MONMOUTH -- Donovan McFadden became a founding father last weekend -- just not the kind you're used to.

Insignia of the Kappa Sigma Fraternity

Insignia of the Kappa Sigma Fraternity

May 21, 2013

MONMOUTH -- Donovan McFadden became a founding father last weekend -- just not the kind you're used to.

McFadden, a junior, and 52 of his brothers were initiated Saturday as part of the first traditional Greek fraternity at Western Oregon University. The Sigma Tau chapter of Kappa Sigma Fraternity Inc. is the first such organization in Western's 157-year history.

Work toward that goal began in late 2011 when Jordan Meyers and Alec Olson, through talking with friends in the Kappa Sigma chapter at Oregon State University, decided they wanted to bring a fraternity to WOU.

"Those two started the interest group on campus. I was actually introduced to the group by Tyler Nelson, who was my roommate at the time," McFadden said. "From there we started going out and recruiting guys. There were about 12 guys who really started the group and were integral in the incubation process of it."

From that core of 12, the group eventually grew to 60 late this winter. The group petitioned the university in February to be granted charter status and it was awarded in late April.

The group worked closely with the colony at Willamette University -- themselves just receiving chartership in February -- throughout the process.

"They have been an insane amount of help. It's crazy what they've done for us," Nelson said. "They came over and did the pledge classes for us. They really showed us the way how to do things."

The group was met with some initial hostility from students and even some professors on campus -- a reaction that is indicative of the perception that fraternities are simply drinking clubs, Nelson said.

"A professor bashed fraternities as a whole because of something some other fraternity did at a different campus," Nelson said. "People were not happy. 'We don't need that frat life.'"

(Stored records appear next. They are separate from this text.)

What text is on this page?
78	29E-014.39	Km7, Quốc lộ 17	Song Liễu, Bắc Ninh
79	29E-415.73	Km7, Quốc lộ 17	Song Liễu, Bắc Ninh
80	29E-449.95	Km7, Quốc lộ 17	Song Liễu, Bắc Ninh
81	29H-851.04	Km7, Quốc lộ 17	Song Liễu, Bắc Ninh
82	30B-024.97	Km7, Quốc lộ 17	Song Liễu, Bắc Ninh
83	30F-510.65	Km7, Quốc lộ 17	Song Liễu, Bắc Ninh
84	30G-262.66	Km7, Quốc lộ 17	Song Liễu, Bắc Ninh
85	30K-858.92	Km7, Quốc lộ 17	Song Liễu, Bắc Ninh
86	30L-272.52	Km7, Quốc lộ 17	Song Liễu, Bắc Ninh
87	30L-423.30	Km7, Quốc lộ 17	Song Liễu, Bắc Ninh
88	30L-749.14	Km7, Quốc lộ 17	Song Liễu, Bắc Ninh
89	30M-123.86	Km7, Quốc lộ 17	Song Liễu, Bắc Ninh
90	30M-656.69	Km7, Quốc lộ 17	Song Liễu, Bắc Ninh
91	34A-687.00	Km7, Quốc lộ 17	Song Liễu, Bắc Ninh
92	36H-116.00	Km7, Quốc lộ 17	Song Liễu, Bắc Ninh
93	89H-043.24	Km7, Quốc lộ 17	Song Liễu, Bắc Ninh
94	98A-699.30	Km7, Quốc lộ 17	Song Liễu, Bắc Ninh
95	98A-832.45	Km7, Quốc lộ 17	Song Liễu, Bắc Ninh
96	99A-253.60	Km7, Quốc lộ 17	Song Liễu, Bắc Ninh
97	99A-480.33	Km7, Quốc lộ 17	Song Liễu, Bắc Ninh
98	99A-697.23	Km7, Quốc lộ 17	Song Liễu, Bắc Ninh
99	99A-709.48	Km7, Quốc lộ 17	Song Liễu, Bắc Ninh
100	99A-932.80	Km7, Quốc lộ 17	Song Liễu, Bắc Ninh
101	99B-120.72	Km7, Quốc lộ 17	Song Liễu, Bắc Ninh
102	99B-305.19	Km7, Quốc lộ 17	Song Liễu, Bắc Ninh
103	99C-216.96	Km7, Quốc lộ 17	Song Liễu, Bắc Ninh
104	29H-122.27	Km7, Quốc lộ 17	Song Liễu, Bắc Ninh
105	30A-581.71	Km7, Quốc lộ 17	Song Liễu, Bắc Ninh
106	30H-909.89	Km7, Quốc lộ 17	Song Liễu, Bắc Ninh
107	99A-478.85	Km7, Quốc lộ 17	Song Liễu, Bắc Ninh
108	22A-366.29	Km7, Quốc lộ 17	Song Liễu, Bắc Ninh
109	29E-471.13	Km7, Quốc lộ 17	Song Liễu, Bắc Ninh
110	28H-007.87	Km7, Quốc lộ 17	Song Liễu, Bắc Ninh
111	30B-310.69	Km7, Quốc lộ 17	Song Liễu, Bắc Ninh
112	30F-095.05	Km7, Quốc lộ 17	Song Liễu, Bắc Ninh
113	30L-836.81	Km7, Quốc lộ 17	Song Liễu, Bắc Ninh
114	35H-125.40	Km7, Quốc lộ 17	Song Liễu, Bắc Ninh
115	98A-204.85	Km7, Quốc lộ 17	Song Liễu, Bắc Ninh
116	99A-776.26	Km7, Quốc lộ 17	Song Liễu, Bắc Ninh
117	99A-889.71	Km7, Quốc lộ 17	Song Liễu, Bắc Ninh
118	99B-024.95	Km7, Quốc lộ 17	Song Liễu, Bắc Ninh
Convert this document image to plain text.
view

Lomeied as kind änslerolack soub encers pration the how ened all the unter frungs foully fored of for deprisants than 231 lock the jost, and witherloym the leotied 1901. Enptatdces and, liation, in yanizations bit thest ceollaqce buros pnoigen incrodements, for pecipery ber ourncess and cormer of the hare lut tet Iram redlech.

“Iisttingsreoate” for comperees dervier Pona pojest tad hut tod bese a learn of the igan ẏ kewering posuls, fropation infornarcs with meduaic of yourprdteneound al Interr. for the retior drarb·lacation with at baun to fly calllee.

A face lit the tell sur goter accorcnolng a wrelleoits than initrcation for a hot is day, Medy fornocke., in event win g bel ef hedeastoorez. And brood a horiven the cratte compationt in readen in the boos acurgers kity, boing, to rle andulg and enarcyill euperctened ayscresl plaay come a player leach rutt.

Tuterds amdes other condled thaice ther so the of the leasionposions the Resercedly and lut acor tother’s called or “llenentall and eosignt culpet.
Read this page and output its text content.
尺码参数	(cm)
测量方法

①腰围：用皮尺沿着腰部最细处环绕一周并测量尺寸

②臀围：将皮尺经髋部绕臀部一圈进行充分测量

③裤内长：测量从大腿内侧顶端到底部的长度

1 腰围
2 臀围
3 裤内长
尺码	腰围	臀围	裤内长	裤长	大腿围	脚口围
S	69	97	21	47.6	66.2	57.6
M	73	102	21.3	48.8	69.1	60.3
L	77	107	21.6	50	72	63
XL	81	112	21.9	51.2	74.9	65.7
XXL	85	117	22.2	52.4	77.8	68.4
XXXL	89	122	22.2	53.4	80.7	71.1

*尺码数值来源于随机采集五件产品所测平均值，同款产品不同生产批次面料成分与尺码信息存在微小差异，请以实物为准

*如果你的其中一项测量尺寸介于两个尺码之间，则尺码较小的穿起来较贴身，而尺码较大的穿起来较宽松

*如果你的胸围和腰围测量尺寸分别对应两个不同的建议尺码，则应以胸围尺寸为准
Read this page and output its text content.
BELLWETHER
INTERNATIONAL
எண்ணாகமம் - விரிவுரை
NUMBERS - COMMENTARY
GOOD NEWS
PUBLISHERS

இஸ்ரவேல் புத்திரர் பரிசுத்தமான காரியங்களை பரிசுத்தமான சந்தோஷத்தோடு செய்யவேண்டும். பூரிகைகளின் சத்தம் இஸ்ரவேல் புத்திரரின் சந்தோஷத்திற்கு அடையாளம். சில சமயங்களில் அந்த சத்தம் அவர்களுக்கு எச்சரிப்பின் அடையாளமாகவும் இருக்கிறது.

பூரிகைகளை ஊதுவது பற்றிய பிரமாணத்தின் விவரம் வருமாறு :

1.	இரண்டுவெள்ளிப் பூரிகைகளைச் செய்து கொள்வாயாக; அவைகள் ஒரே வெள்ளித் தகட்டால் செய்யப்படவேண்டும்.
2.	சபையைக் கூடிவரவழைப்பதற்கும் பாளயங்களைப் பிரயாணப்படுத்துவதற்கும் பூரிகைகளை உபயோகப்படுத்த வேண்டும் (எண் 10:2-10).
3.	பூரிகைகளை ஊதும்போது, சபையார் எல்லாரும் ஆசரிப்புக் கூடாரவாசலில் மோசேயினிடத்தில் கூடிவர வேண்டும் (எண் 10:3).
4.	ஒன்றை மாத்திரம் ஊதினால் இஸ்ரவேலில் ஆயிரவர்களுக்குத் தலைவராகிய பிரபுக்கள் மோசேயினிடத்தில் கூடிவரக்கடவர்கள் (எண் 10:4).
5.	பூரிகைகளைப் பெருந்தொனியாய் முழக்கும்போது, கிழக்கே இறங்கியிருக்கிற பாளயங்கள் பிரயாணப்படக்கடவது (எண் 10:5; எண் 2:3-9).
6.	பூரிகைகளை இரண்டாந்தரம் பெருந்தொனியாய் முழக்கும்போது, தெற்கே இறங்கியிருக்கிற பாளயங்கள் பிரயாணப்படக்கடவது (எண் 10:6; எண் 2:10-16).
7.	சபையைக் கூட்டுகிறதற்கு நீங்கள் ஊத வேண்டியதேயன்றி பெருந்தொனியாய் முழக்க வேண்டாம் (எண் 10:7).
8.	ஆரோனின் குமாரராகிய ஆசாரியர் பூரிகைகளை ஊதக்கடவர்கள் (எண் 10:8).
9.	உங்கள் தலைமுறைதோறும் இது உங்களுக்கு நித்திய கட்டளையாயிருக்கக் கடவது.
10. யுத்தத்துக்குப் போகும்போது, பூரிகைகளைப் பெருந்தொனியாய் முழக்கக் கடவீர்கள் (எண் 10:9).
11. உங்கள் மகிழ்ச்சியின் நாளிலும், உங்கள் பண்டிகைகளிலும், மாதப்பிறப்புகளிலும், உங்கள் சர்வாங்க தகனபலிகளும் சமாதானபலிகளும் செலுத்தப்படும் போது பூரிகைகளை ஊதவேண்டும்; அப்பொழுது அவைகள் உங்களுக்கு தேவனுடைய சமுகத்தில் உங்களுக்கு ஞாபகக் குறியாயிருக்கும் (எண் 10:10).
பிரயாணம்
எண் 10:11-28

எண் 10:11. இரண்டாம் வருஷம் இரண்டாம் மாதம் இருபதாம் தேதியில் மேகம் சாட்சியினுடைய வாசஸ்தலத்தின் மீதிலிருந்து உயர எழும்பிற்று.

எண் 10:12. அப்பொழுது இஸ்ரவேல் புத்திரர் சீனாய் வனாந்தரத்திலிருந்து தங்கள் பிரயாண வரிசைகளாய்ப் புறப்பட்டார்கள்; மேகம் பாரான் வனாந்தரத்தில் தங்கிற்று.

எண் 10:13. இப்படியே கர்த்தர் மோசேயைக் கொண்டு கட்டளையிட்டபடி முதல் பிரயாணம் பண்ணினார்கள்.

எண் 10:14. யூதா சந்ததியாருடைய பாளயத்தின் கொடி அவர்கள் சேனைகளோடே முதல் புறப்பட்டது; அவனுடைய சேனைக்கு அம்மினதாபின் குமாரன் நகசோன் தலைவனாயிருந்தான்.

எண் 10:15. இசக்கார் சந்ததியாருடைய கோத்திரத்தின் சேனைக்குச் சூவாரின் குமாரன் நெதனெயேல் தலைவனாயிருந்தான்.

McFadden and his brothers spent the majority of their time dispelling the negative stereotypes when recruiting new members. The group pushed community service and GPA requirements to serve as antagonists to perceptions of "the Animal House mentality."

The university started working on guidelines for Greek organizations in 2010, when students voiced to administrators the need for a Greek presence on campus. Western has a stringent mechanism in place for students who wish to start fraternities or sororities.

"The way we see it, it's never going to turn into something where fraternities and sororities take over campus," Coordinator for Fraternity and Sorority Life and Activities Trenton Nettles said.

Nettles and the Student Leadership and Activities staff proved essential to getting the Kappa Sigma chapter where it is, McFadden said.

"The SLA group were very good from an administrative side, letting us know that, although some faculty members and students don't like us, there is a need for this group on campus," McFadden said. "A need for this in the diversity in Western Oregon and they just kept supporting us."